Jilid Satu: Awal Bergabung dengan Sekte Jimat Roh Bab 63: Biksu Penyapu Sakti?

Dewa Agung Formasi Jampi yang Tak Terkalahkan Melaju kencang di atas kuda, bernyanyi dengan suara lantang. 3711kata 2026-03-04 11:25:09

Setelah membaca serangkaian peringatan yang beragam dan memusingkan, Wang Dong mengeluarkan kartu identitas pribadinya dan menyerahkannya kepada kakak senior bermuka kuda.

Ia tersenyum dan berkata, “Pegang kartu ini, tunggu di pintu. Ada formasi di pintu yang akan otomatis memindai kartumu. Setelah keluar, keluarkan kartumu lagi, poin akan dipotong, lalu kau bisa keluar.”

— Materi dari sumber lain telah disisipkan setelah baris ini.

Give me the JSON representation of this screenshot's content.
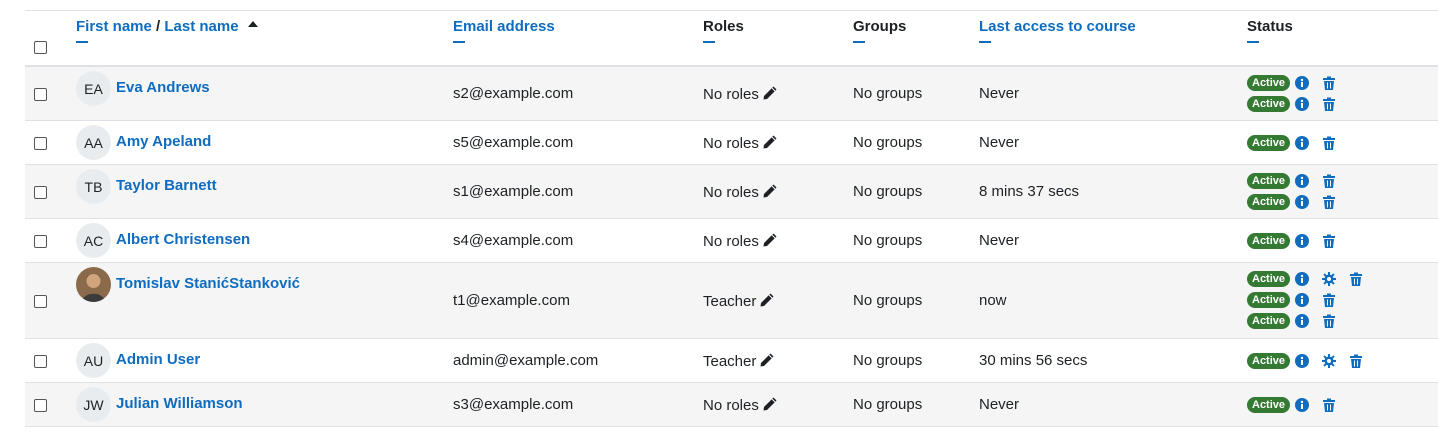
{
  "headers": {
    "name_first": "First name",
    "name_sep": " / ",
    "name_last": "Last name",
    "email": "Email address",
    "roles": "Roles",
    "groups": "Groups",
    "last_access": "Last access to course",
    "status": "Status"
  },
  "rows": [
    {
      "initials": "EA",
      "name": "Eva Andrews",
      "email": "s2@example.com",
      "role": "No roles",
      "groups": "No groups",
      "access": "Never",
      "statuses": [
        {
          "badge": "Active",
          "icons": [
            "info-icon",
            "trash-icon"
          ]
        },
        {
          "badge": "Active",
          "icons": [
            "info-icon",
            "trash-icon"
          ]
        }
      ]
    },
    {
      "initials": "AA",
      "name": "Amy Apeland",
      "email": "s5@example.com",
      "role": "No roles",
      "groups": "No groups",
      "access": "Never",
      "statuses": [
        {
          "badge": "Active",
          "icons": [
            "info-icon",
            "trash-icon"
          ]
        }
      ]
    },
    {
      "initials": "TB",
      "name": "Taylor Barnett",
      "email": "s1@example.com",
      "role": "No roles",
      "groups": "No groups",
      "access": "8 mins 37 secs",
      "statuses": [
        {
          "badge": "Active",
          "icons": [
            "info-icon",
            "trash-icon"
          ]
        },
        {
          "badge": "Active",
          "icons": [
            "info-icon",
            "trash-icon"
          ]
        }
      ]
    },
    {
      "initials": "AC",
      "name": "Albert Christensen",
      "email": "s4@example.com",
      "role": "No roles",
      "groups": "No groups",
      "access": "Never",
      "statuses": [
        {
          "badge": "Active",
          "icons": [
            "info-icon",
            "trash-icon"
          ]
        }
      ]
    },
    {
      "initials": "",
      "name": "Tomislav StanićStanković",
      "email": "t1@example.com",
      "role": "Teacher",
      "groups": "No groups",
      "access": "now",
      "statuses": [
        {
          "badge": "Active",
          "icons": [
            "info-icon",
            "gear-icon",
            "trash-icon"
          ]
        },
        {
          "badge": "Active",
          "icons": [
            "info-icon",
            "trash-icon"
          ]
        },
        {
          "badge": "Active",
          "icons": [
            "info-icon",
            "trash-icon"
          ]
        }
      ]
    },
    {
      "initials": "AU",
      "name": "Admin User",
      "email": "admin@example.com",
      "role": "Teacher",
      "groups": "No groups",
      "access": "30 mins 56 secs",
      "statuses": [
        {
          "badge": "Active",
          "icons": [
            "info-icon",
            "gear-icon",
            "trash-icon"
          ]
        }
      ]
    },
    {
      "initials": "JW",
      "name": "Julian Williamson",
      "email": "s3@example.com",
      "role": "No roles",
      "groups": "No groups",
      "access": "Never",
      "statuses": [
        {
          "badge": "Active",
          "icons": [
            "info-icon",
            "trash-icon"
          ]
        }
      ]
    }
  ],
  "colors": {
    "link": "#0f6cbf",
    "badge": "#357a32",
    "stripe": "#f5f5f5",
    "border": "#dee2e6"
  }
}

“Oh, ini canggih sekali! Bisa memindai sendiri?”

Wang Dong pun berjalan ke pintu, melihat formasi pembatas yang samar-samar terlihat. Ia mengeluarkan kartu identitasnya.

Setelah terdengar beberapa bunyi “beep”, ia merasakan tekanan dari formasi itu menghilang.

Ia melangkah masuk dengan langkah lebar, matanya langsung disambut oleh deretan rak buku penuh dengan berbagai buku.

Setelah melewati beberapa rak, ia melihat beberapa meja dan kursi, dengan beberapa kakak senior sedang membaca.

“Bagus juga, ada tempat untuk belajar dan membaca,” Wang Dong diam-diam mengagumi, “Ini mirip dengan sekolah swasta zaman dulu…”

Dilihatnya, sebagian besar rak buku berhubungan dengan formasi, seperti “Tentang Jangkauan Serangan Simbol”, “Tentang Kekuatan Simbol Api”, “Kegunaan Simbol Kayu”, “Cara Menggabungkan Simbol dengan Senjata”…

Setelah lama mencari, barulah ia menemukan buku-buku dasar tentang formasi, seperti “Kumpulan Formasi Dasar”, “Teori Pembentukan Formasi”, “Kekurangan dalam Penataan Formasi”…

Saat berjalan, ia melihat sebuah tangga menuju lantai atas. “Eh, ada lantai dua?” Wang Dong bertanya-tanya.

Ia melirik ke arah kakak senior tinggi yang sedang membaca, lalu bertanya pelan, “Kakak, apakah di lantai atas ada buku bagus?”

“...Ah.” Kakak senior tinggi yang sedang tenggelam dalam lautan buku merasa agak terganggu, tapi sebagai pecinta buku yang sering berkunjung ke perpustakaan, ia tetap ramah.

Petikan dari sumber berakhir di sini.